Ecoutez attentivement ce que disent les Israéliens et les Sud-coréens en ce moment et vous verrez qu’ils font allusion à rien de moins qu’à un changement tectonique du système international : c’est-à-dire au glissement d’un monde unipolaire vers un monde multipolaire.

Les Israéliens redécouvrent l’Europe. Ils sentent intuitivement qu’ils ne peuvent plus compter sur la garantie de sécurité absolue du soutien à la fois actif et passif des États-Unis. La guerre au Liban, si frustrante pour Israël, a accéléré cette subtile évolution. Désormais, l’Europe et ses divers contingents sont au premier rang pour ramasser les morceaux.

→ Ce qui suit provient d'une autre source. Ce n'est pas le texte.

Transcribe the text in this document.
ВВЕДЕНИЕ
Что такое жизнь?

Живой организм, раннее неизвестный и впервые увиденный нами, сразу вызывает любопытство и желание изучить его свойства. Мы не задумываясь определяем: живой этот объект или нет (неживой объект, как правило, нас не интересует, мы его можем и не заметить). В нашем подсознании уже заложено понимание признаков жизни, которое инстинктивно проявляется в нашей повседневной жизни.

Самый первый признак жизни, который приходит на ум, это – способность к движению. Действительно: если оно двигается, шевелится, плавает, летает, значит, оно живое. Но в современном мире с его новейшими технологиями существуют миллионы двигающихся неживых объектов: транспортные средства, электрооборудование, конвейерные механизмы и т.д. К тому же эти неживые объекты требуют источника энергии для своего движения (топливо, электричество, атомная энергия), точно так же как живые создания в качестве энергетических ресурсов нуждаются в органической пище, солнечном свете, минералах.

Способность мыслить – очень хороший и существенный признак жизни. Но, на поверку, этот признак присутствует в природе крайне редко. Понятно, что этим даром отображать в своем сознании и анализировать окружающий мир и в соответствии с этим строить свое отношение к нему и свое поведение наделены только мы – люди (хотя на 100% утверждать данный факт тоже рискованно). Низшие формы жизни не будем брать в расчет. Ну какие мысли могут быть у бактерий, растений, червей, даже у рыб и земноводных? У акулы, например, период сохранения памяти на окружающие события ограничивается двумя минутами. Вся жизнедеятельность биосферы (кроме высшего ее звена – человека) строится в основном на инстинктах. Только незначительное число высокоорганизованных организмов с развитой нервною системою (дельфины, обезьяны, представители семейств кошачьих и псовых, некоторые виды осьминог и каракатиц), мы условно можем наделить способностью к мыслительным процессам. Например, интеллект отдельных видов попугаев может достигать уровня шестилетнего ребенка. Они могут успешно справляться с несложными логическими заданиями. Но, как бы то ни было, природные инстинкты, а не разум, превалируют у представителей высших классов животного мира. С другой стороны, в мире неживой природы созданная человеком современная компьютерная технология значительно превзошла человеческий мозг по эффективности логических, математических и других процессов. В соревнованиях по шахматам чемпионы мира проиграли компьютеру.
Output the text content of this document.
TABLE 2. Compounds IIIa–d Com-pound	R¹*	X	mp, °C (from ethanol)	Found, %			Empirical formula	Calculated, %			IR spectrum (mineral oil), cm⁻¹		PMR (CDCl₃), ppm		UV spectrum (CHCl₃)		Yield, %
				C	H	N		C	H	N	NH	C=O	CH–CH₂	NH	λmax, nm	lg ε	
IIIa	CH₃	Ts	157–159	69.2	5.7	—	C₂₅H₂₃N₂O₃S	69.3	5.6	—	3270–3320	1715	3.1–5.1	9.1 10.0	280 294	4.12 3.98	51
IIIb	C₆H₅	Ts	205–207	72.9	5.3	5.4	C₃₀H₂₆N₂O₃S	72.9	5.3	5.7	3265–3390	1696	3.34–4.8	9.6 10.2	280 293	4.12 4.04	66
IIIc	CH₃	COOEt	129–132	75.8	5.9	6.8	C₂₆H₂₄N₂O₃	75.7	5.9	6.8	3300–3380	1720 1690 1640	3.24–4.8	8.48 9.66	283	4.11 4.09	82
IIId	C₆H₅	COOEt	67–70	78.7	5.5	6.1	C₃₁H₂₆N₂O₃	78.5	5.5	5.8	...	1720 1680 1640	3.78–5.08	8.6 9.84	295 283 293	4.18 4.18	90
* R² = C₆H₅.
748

Bien entendu, l’Amérique reste l’assurance vie d’Israël. L’élargissement et la diversification des alliances diplomatiques commencent toutefois à revêtir une importance capitale aux yeux des diplomates israéliens, si ce n’est de la société israélienne. Si le Quartet (États-unis, Russie, Union européenne et Nations Unies) faisait auparavant figure d’alliance à « un plus trois », ce n’est plus le cas. L’Europe et la Russie ne se considèrent plus comme des acteurs secondaires, car les Etats-Unis – sans parler d’Israël – ont besoin d’eux.

Quant aux Sud-coréens, ils comptent sur la Chine pour régler la crise nucléaire en Corée du Nord. Ils voient eux aussi le monde à travers un prisme où les Etats-Unis sont essentiels, mais plus dominants. Un haut fonctionnaire Sud-coréen a récemment établi une liste des pays les plus concernés par la crise nucléaire nord-coréenne : la Chine arrive en premier, suivie par les Etats-Unis, la Russie, le Japon et la Corée du Sud, tandis que l’Europe n’y figure pas.